CIDP 101: What You Need to Know About this Rare Disease
Imagine pins and needle sensations searing throughout your limbs or paralyzing numbness that prevents you from lifting your extremities. You might expect it to fade over time with movement and increased blood circulation to the affected areas, but what happens when days and weeks pass and the numbing, tingling sensations do not let up?
When these symptoms persist for more than eight weeks, it could be chronic inflammatory demyelinating polyneuropathy (CIDP). This rare neurological disorder affects the nervous system causing numbness, pain, slow reflexes and weakness in the limbs. Untreated, it can affect motor function in the arms and legs and some cases, cause severe nerve damage.
What causes CIDP?
CIDP is an autoimmune disorder that occurs when swelling caused by inflamed nerve roots and peripheral nerves begin to destroy the myelin sheath (the protective covering around nerves). As a result, nerve fibers become damaged, and the body’s ability to send signals to the brain slows significantly. What triggers CIDP is currently unknown, it is more commonly found in people age 50 or more and men are twice as likely to develop this rare disease.
What are the symptoms of CIDP?
Common symptoms of CIDP include numbness, tingling and pain in the extremities. Symptoms may consist of a pins and needles feeling, burning or stabbing pain, or a lack of sensation. Another common symptom is physical weakness and fatigue. People diagnosed with CIDP may experience difficulty walking or climbing stairs, lifting objects above their head, or doing simple activities like buttoning clothing or writing. They may also have trouble maintaining balance and may be prone to falls as a result of the previously listed symptoms. However, it’s important to distinguish that these symptoms are not isolated instances, but chronic conditions that worsen over time and are experienced for eight weeks or longer.
CIDP vs. GBS
Guillen-Barre syndrome (GBS) attacks the myelin sheath in a way similar to CIDP. The two share many symptoms; however, GBS symptoms develop much quicker and can also affect breathing which can cause respiratory arrest. CIDP, on the other hand, is a chronic condition that develops worsening symptoms over an extended period.

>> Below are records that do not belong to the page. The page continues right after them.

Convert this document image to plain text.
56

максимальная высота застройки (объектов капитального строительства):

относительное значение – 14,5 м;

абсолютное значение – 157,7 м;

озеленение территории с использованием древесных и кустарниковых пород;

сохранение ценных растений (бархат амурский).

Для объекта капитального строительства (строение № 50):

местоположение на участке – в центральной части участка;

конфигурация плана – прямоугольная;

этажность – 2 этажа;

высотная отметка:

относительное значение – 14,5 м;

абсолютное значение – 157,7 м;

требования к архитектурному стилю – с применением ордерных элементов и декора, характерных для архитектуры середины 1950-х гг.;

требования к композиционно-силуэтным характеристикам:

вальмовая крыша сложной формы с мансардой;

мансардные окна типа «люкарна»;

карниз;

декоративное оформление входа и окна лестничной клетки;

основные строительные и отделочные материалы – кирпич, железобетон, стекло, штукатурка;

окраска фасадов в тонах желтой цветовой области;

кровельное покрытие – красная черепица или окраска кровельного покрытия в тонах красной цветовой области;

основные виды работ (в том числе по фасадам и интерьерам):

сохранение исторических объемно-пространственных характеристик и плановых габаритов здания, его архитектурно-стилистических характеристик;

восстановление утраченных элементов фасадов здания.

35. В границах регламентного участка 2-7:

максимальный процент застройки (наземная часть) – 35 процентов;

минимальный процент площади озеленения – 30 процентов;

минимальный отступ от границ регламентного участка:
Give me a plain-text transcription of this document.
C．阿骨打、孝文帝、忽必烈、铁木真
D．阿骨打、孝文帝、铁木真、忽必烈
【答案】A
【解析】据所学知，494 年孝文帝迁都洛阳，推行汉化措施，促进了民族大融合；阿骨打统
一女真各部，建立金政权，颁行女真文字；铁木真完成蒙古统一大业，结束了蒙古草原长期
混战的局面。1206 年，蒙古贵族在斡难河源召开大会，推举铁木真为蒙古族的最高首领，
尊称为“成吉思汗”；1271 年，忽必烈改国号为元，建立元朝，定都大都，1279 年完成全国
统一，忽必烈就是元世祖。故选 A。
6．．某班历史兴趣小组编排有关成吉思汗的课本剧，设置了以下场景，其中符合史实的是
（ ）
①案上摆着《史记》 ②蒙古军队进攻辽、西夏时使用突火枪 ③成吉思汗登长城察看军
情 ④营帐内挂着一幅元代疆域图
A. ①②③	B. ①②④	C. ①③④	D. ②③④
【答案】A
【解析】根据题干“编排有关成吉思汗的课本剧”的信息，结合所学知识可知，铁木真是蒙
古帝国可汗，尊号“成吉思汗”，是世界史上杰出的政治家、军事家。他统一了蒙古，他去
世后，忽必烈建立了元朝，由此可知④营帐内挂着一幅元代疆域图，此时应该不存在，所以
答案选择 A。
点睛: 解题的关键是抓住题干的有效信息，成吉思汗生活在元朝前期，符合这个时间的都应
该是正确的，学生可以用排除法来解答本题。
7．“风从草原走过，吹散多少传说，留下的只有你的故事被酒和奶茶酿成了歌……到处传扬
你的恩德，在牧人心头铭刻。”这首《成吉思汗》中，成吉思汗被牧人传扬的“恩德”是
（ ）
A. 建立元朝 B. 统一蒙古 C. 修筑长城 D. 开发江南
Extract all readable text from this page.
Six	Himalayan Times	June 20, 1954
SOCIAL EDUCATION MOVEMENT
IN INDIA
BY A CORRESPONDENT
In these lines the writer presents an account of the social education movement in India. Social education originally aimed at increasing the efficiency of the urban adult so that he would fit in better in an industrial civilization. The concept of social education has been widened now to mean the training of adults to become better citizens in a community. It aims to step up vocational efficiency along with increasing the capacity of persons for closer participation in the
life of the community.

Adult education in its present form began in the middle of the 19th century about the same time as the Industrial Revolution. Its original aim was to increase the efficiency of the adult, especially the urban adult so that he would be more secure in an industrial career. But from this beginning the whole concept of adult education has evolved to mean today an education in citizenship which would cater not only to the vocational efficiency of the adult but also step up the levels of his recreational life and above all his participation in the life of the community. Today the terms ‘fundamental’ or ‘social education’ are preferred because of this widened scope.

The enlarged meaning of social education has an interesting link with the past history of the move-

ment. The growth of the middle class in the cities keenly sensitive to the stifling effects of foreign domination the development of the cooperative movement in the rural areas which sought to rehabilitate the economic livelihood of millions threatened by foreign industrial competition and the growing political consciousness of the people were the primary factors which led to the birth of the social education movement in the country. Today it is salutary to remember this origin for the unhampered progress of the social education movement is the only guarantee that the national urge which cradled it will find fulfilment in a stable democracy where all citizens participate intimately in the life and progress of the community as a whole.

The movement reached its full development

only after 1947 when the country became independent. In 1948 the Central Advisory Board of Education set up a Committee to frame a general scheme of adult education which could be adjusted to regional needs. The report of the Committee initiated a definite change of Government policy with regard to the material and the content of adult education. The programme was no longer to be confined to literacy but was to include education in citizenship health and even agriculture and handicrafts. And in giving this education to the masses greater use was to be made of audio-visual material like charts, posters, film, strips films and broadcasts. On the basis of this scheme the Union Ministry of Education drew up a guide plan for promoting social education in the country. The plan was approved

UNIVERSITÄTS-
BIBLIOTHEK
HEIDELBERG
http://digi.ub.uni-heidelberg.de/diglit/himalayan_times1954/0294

If you are concerned that you may have CIDP, schedule a doctor visit right away and request to be tested. Since CIDP is rare and difficult to diagnose, you may want to document your symptoms and how they progress over time to provide your doctor with the information they may need to assess your situation accurately. The sooner you seek help, the more likely you are to prevent irreversible nerve damage.